Gulf Butterfish, Peprilus burti
The Gulf Butterfish, Peprilus burti, whose common Spanish name is palometa del Golfo, is a member of the Butterfish or Stromateidae Family, known collectively as palometas in Mexico. There are only seven global members of the genus Peprilus, six of which are found in Mexican waters, two in the Atlantic and four in the Pacific.

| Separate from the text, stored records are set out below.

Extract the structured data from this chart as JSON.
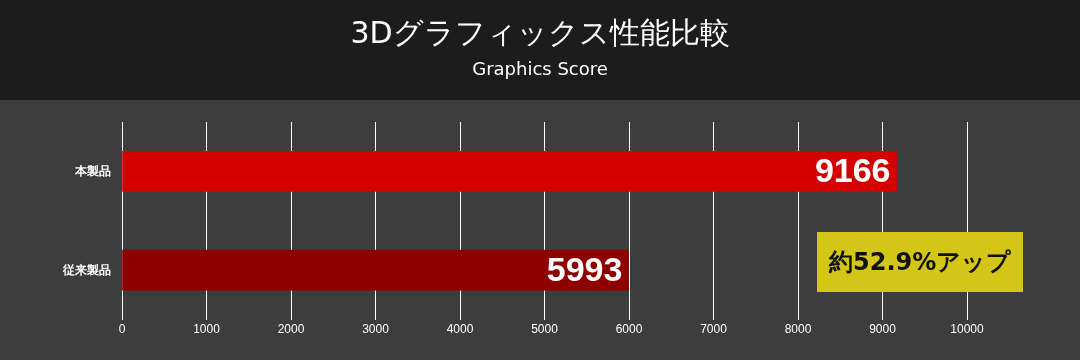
{
  "chart_data": {
    "type": "bar",
    "orientation": "horizontal",
    "title": "3Dグラフィックス性能比較",
    "subtitle": "Graphics Score",
    "categories": [
      "本製品",
      "従来製品"
    ],
    "values": [
      9166,
      5993
    ],
    "colors": [
      "#d40000",
      "#8e0000"
    ],
    "xlim": [
      0,
      10000
    ],
    "xticks": [
      0,
      1000,
      2000,
      3000,
      4000,
      5000,
      6000,
      7000,
      8000,
      9000,
      10000
    ],
    "grid": "x",
    "legend": false,
    "data_labels": true,
    "annotations": [
      "約52.9%アップ"
    ]
  }
}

The Gulf Butterfish have deep oval strongly compressed bodies with a depth that is 40 to 48% of standard length. They are pale blue in color and transition to silver ventrally. They are devoid of spots. They have a short blunt snout that is smaller than the diameter of the eyes and a small oblique mouth that ends before the eyes. Their eyes have a fatty ring around them. Their lower jaw projects beyond the upper jaw and their teeth are very small. Their anal and dorsal fins have very long bases of equal length; both are preceded by two to 4 short weak spines and have elevated front lobes that are short and triangular. Their caudal fin is deeply forked and their pectoral fins are pointed and longer than the head. They do not have pelvic fins. Their lateral line is high on the body. They are covered with small smooth scales.
The Gulf Butterfish are a pelagic species found in large schools over sandy and muddy bottoms at depths up to 800 feet. They are vertical migrators that spend the majority of their time in very deep water during the day and migrate toward the surface at night. Juveniles are often found under floating weeds and with jellyfish. They reach a maximum length of 25.0 cm (9.8 inches). Adults feed on jellyfish, small fish, crustaceans, and worms; juveniles on plankton and jellyfish. Spawning occurs slightly offshore twice a year at discrete intervals. They mature within one year and rarely live longer than two years.
In Mexican waters the Gulf Butterfish are found in all waters of the the Atlantic Ocean.
The Gulf Butterfish cannot be confused with any other species from the Atlantic due to its body shape and anal and dorsal fins. It is very similar, however, to the Pacific Pompano, Peprilus simillimus (snout longer than eye width) found in the Pacific.
The Gulf Butterfish are fished commercially and caught primarily with large otter trawl nets. They are sold whole, fresh or frozen, and can be found in great abundance in California ethnic fish markets.